Я мог по крайней мере утешить ее иллюзией. Попытаться что-то сделать. Мальчонка разом просиял, увидев, как я достаю из кармана Даера. Я дал ему погладить мою строптивую птицу, и пибил на сей раз не возражал против нового знакомства. Потом он медленно провел клювом по вывихнутой руке, склонив головку, вдумчивый и уверенный в себе, указал место на запястье, там, где припухло, выпятил грудку и заворковал, после чего разразился одной из своих жутких тирад на кухонной латыни. Малыш залился смехом. Я вложил птицу в его здоровую руку и сосредоточился на запястье, держа его между пальцами.

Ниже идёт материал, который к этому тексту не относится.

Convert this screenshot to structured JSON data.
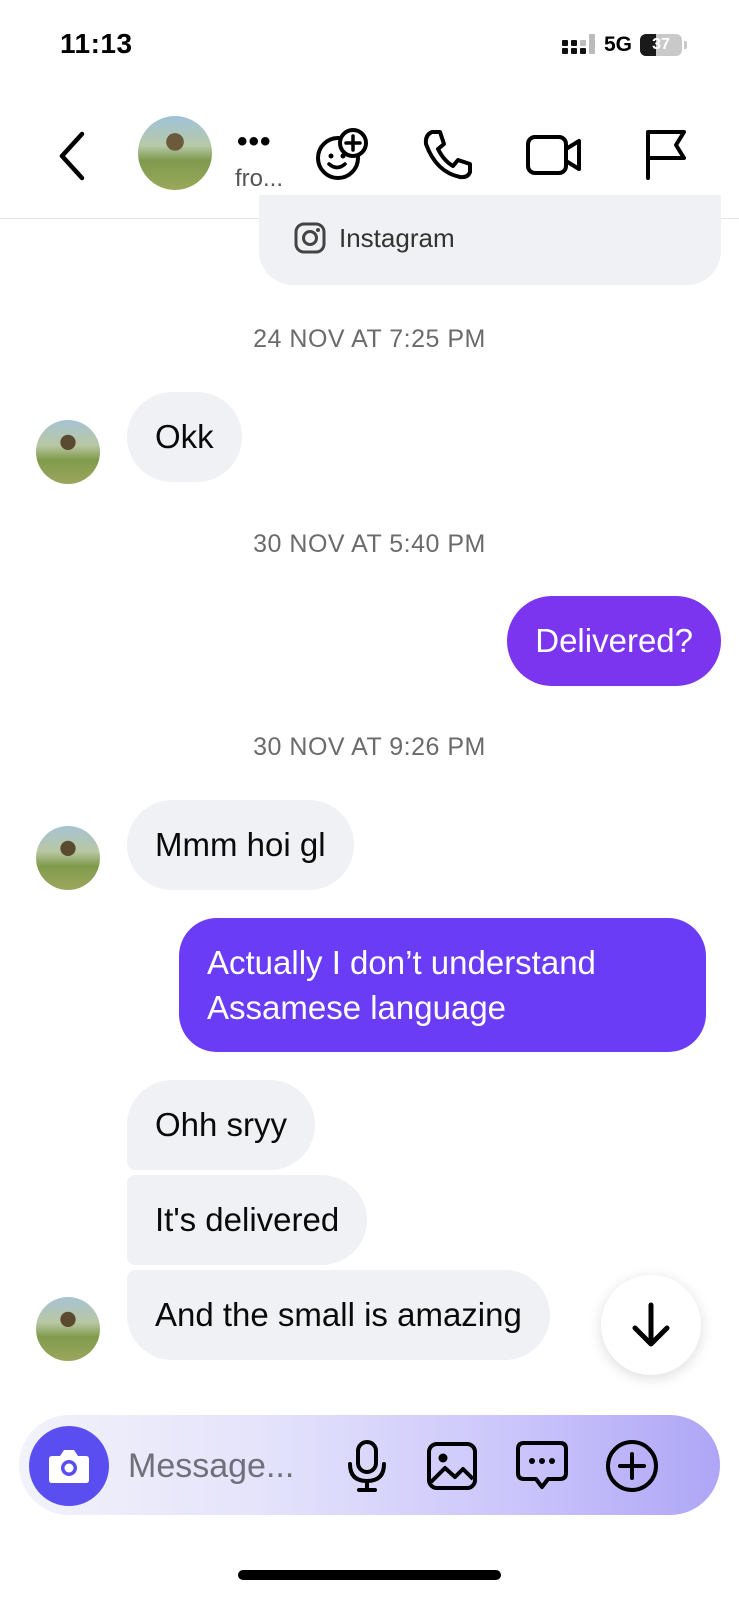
{
  "status_bar": {
    "time": "11:13",
    "network": "5G",
    "battery": "37"
  },
  "header": {
    "name_dots": "•••",
    "name_subtitle": "fro..."
  },
  "shared_card": {
    "source_label": "Instagram"
  },
  "colors": {
    "purple": "#7b35ef",
    "violet": "#6a3cf6",
    "camera_blue": "#5b4ef1",
    "incoming_bubble": "#eff1f4"
  },
  "messages": {
    "ts1": "24 NOV AT 7:25 PM",
    "m1": "Okk",
    "ts2": "30 NOV AT 5:40 PM",
    "m2": "Delivered?",
    "ts3": "30 NOV AT 9:26 PM",
    "m3": "Mmm hoi gl",
    "m4_line1": "Actually I don’t understand",
    "m4_line2": "Assamese language",
    "m5": "Ohh sryy",
    "m6": "It's delivered",
    "m7": "And the small is amazing"
  },
  "composer": {
    "placeholder": "Message..."
  },
  "icons": [
    "back-chevron-icon",
    "sticker-add-icon",
    "phone-icon",
    "video-camera-icon",
    "flag-icon",
    "instagram-icon",
    "arrow-down-icon",
    "camera-icon",
    "microphone-icon",
    "image-icon",
    "chat-bubble-icon",
    "plus-circle-icon"
  ]
}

Под припухлостью я чувствовал все крошечные смещенные косточки. В ладошке они были тонкие, легкие, что твои соломинки. Одну за другой, массируя и нажимая, я вернул их на место, не сводя глаз с лица Нильса. Последняя кость, та самая, на которую так прозорливо указал Даер, обещала быть самой болезненной, и я не знал, вытерпит ли он. Я повернулся к Лизбет и дал ей понять, что надо покрепче держать ребенка и дать ему закусить тряпицу. Она все сделала, и глаза ее просили меня продолжать. Я слышал, как за перегородкой, в комнате Йорденс и Матиас стучат пивными кружками о стол. Они недоумевали, почему суп еще не на столе. Я зажал запястье одной рукой, другой взялся за маленькие пальчики и резко дернул, отчего заходил ходуном весь сустав. Мальчик стиснул зубы, закусив кляп, из глаз брызнули слезы, а другая рука так крепко сжалась, что Даер запищал, точно раздавленная мышь. Я вправил сустав и почувствовал, как медленно перетекает в его ручонку тепло моих ладоней.

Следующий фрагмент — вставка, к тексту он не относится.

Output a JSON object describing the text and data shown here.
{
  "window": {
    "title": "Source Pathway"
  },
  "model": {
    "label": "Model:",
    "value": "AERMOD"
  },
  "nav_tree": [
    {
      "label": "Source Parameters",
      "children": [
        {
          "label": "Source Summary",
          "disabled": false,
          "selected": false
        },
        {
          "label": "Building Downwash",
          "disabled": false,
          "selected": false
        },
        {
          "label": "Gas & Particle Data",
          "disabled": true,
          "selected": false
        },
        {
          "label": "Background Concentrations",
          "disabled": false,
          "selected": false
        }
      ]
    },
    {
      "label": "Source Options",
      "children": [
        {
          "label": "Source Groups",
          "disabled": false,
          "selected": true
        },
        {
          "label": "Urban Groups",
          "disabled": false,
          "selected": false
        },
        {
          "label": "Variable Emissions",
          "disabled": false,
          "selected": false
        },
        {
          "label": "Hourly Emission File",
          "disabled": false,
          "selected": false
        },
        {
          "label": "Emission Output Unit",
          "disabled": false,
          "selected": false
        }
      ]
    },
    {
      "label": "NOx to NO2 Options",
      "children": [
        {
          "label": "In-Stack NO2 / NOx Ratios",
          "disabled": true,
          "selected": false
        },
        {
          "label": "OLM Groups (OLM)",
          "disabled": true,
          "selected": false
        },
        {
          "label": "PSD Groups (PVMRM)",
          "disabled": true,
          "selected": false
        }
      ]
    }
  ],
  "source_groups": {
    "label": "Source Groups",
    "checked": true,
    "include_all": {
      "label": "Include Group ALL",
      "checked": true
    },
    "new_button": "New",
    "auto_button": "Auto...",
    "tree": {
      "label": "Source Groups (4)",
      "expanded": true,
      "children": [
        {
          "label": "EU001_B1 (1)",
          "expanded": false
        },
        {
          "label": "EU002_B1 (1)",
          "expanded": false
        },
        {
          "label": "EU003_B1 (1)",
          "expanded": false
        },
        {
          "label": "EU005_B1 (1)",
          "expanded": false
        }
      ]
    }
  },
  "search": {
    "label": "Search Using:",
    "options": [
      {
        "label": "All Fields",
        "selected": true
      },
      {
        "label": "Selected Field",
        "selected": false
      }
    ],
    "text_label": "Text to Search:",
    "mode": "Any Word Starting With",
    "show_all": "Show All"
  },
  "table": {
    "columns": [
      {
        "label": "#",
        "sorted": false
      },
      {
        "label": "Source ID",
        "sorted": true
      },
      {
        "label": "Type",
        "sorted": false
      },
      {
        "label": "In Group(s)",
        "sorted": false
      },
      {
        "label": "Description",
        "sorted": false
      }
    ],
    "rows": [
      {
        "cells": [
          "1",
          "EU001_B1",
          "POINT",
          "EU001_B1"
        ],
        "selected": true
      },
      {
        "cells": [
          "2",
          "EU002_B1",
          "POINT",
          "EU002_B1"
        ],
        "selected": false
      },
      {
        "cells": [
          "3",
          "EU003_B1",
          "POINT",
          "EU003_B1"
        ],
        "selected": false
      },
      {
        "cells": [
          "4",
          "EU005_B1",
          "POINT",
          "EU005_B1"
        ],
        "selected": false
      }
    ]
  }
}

Малыш перестал плакать. Он удивленно таращился на свое запястье, которое вдруг обрело первоначальную форму. Даер не преминул выскользнуть из его руки и проворно прыгнул ко мне в карман; я чувствовал, как он весь трясется от возмущения. Большая красная рука Лизбет ненадолго зависла в воздухе, потом, потянувшись ко мне, ухватилась за мой рукав. Этот простой жест говорил многое. Я взял ее руку как мог бережно и вернул ее на плечи ребенка. Она отвернулась, встала и принялась обихаживать коров.

Я ушел в дом и сел за стол с мужчинами. Матиас вопросительно посмотрел на меня. Я в ответ только пожал плечами. Но когда в свою очередь вернулась Лизбет, что-то в атмосфере изменилось. Она шла расправив плечи, а на губах ее играла улыбка – должно быть, много лет никто не видел ее улыбающейся. Йорденс сжал ручку ножа так, что побелели пальцы. Он держал жену в узде, внушая ей страх, и при виде ее мало-мальски счастливого лица вышел из себя. Я был готов к худшему. Ревность – такая штука, ничего с ней не поделаешь. К счастью, Нильс кинулся отцу на шею и показал ему свою вправленную руку. Нож благополучно вернулся на стол.

Обезумевшая от тревоги мать и муж-тиран – знакомые рифы на пути знахаря. На сей раз я миновал их без особых потерь.

Что скажешь на это, старый Браз? Я вышел в плавание и учу лоцию.